From Peter Colasanti, August 2018
August is the month when birding rises back out of the summer doldrums in the Petaluma Wetlands as birds that breed to the north start their southward journey to winter quarters. Fall migration is much more leisurely than spring and richer, as hatch year birds boost populations to about double, so there’s more to see. Also, some of those newbies are lacking experience with migration or have faulty maps in their heads and so they make mistakes and wind up as vagrants. Well, most birders just love vagrant birds.
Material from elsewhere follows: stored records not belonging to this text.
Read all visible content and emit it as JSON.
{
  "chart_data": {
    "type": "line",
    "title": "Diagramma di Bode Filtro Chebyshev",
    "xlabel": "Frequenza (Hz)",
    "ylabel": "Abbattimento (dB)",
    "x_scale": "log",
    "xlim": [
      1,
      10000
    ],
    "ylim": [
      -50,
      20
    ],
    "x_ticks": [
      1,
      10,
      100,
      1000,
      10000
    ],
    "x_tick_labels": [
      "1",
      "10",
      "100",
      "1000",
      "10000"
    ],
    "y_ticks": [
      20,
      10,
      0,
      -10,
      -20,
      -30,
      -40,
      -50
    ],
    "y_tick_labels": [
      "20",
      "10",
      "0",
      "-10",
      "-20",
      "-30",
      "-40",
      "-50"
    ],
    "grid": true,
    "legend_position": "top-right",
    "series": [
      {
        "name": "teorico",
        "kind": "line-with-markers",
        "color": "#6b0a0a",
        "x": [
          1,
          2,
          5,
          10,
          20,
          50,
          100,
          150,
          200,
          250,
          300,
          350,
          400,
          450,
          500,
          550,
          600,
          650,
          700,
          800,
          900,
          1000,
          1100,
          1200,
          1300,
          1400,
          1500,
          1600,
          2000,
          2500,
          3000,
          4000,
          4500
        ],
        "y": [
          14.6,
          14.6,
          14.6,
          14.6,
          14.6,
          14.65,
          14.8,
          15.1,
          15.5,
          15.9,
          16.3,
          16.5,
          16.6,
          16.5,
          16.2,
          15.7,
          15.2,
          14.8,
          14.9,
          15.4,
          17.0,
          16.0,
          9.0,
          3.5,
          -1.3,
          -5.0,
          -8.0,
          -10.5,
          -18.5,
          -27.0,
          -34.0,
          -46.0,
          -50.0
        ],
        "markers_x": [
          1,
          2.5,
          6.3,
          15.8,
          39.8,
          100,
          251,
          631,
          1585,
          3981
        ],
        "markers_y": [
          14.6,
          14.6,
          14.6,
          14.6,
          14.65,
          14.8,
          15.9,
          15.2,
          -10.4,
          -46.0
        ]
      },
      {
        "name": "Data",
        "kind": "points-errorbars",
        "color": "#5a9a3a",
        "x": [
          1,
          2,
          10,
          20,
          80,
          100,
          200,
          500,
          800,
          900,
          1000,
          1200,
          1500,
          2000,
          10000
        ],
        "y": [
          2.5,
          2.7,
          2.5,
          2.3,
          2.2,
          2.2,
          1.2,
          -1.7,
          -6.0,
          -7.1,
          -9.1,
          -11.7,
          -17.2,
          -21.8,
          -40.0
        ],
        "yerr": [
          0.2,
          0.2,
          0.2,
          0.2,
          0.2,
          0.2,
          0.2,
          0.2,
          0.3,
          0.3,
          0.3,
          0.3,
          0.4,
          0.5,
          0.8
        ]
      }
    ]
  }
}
Shorebirds are the stars of the month, with 22 species recorded on surveys. Most must migrate extraordinary distances after their short Arctic summer and need to get a jump on the commute, staging to fatten up at local estuaries. Best of all, many are still in good alternate/breeding plumage and that makes them pretty and easy to identify. Pacific Golden-Plover often appears mid-month, frequenting the pickleweed-mud transition on Gray’s mudflat, among the larger Black-bellieds. Take a second look at any Semipalmated Plovers, once a couple Snowies touched down on the ShollPark central pond in route from inland salt lakes where they breed to the coast. Short-billed Dowitcher is best found in the wetlands this month, also watch for Lesser Yellowlegs with their cogener Greaters for easy comparison. Shollenberger Park is probably the best place in the North Bay to find the rare Semipalmated Sandpiper, first year birds exclusively. Baird’s seems to occur annually, usually on drier sites; Pectoral not so frequently. Wilson’s and Red-necked Phalaropes are both likely if there’s standing water in the central pond at ShollPark. Keep in mind that shorebirds typically roost during the high tide on islands in the central pond and time your visit accordingly. They feed on Gray’s mudflat at low tide, at great distance and in bad light.
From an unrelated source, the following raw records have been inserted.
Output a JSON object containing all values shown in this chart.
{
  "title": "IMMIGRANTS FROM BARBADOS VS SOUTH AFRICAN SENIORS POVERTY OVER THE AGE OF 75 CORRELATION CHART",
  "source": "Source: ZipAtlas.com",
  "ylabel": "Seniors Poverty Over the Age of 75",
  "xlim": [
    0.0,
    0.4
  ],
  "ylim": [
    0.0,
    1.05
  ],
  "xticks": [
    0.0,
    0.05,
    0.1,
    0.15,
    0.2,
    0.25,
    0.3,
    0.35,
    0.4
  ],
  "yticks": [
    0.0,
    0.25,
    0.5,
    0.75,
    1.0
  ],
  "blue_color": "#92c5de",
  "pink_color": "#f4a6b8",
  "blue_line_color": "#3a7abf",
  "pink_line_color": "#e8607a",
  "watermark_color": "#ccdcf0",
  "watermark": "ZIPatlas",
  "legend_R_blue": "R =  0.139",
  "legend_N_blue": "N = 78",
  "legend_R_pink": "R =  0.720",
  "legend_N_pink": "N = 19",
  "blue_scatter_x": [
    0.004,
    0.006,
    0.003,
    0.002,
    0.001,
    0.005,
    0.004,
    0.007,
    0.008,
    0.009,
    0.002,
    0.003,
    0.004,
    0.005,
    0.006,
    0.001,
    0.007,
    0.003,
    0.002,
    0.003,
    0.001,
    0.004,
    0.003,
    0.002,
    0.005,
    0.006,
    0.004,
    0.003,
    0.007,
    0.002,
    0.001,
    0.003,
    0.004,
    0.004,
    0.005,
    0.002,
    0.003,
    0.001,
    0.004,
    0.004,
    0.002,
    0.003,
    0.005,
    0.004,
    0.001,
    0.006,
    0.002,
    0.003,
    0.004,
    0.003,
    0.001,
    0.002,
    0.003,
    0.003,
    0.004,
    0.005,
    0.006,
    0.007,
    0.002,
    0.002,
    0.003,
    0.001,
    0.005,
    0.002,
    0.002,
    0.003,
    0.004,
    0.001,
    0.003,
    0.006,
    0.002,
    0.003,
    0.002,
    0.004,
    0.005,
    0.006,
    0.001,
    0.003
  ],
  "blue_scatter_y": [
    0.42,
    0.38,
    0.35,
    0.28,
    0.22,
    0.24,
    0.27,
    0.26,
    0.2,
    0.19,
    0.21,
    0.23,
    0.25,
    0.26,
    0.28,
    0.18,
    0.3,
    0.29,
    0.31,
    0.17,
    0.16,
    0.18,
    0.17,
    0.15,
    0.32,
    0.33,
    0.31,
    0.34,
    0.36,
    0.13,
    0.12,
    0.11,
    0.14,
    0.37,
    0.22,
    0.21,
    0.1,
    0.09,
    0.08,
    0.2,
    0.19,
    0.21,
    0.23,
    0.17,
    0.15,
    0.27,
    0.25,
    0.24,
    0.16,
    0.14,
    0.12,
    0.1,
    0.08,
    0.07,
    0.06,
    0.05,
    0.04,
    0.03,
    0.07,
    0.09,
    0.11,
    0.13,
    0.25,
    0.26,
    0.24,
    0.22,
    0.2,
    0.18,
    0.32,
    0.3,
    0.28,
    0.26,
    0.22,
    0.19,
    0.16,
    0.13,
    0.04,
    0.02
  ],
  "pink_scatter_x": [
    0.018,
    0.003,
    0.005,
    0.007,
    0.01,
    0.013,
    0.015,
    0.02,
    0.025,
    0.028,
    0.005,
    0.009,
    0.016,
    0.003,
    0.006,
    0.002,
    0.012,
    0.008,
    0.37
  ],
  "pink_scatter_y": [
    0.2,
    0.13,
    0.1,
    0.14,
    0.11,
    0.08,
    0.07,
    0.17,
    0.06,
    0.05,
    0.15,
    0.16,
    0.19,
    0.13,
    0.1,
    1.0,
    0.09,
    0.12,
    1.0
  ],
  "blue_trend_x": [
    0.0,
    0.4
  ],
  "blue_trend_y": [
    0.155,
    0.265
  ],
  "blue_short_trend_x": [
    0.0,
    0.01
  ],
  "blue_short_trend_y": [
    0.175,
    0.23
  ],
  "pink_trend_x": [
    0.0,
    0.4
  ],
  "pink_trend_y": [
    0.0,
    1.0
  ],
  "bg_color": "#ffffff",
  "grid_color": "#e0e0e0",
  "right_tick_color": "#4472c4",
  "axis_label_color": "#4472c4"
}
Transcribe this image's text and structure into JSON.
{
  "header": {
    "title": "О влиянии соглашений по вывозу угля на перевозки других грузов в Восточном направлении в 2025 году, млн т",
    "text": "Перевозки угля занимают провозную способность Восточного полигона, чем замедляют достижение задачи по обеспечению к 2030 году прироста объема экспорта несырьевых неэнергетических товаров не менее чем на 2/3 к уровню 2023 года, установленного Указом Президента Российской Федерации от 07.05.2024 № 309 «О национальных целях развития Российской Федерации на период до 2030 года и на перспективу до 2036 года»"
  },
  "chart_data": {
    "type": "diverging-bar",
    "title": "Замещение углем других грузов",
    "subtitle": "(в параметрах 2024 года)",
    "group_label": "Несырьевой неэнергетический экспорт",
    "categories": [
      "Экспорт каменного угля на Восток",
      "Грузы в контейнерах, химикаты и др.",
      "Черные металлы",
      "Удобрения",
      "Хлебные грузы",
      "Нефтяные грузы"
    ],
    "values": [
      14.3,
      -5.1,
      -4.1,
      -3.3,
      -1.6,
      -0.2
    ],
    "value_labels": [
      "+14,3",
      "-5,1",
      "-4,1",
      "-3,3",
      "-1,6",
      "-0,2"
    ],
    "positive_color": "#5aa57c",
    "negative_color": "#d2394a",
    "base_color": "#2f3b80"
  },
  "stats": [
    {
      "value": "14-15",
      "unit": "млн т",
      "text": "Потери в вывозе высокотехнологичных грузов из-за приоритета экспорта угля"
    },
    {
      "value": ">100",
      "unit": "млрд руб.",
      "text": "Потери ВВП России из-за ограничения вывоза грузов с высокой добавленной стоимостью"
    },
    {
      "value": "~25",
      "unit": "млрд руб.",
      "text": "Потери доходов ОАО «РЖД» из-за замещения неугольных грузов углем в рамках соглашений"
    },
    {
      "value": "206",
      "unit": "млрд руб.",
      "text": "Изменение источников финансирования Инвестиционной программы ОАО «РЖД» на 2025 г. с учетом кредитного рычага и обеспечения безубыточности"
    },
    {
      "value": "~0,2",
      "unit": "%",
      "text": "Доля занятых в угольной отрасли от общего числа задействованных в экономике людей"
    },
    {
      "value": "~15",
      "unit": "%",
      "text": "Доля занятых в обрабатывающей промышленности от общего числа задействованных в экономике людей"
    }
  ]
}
Ducks are in eclipse plumage now and perhaps more difficult to ID than shorebirds. It’s a good time to concentrate on their structure.
Watch for early departing passerines, like Blue-gray Gnatcatcher and MacGillivray’s Warbler. Nobody’s found a Lazuli Bunting yet, but you could be the first. Pacific-slope and Willow Flycatcher both make pass through appearances starting in August. Look for most passerines in the willows along ShollPark’s east edge and the riparian corridor along Ellis Creek. The Adobe Creek riparian planting is coming into its own now too and worth a bit of your time.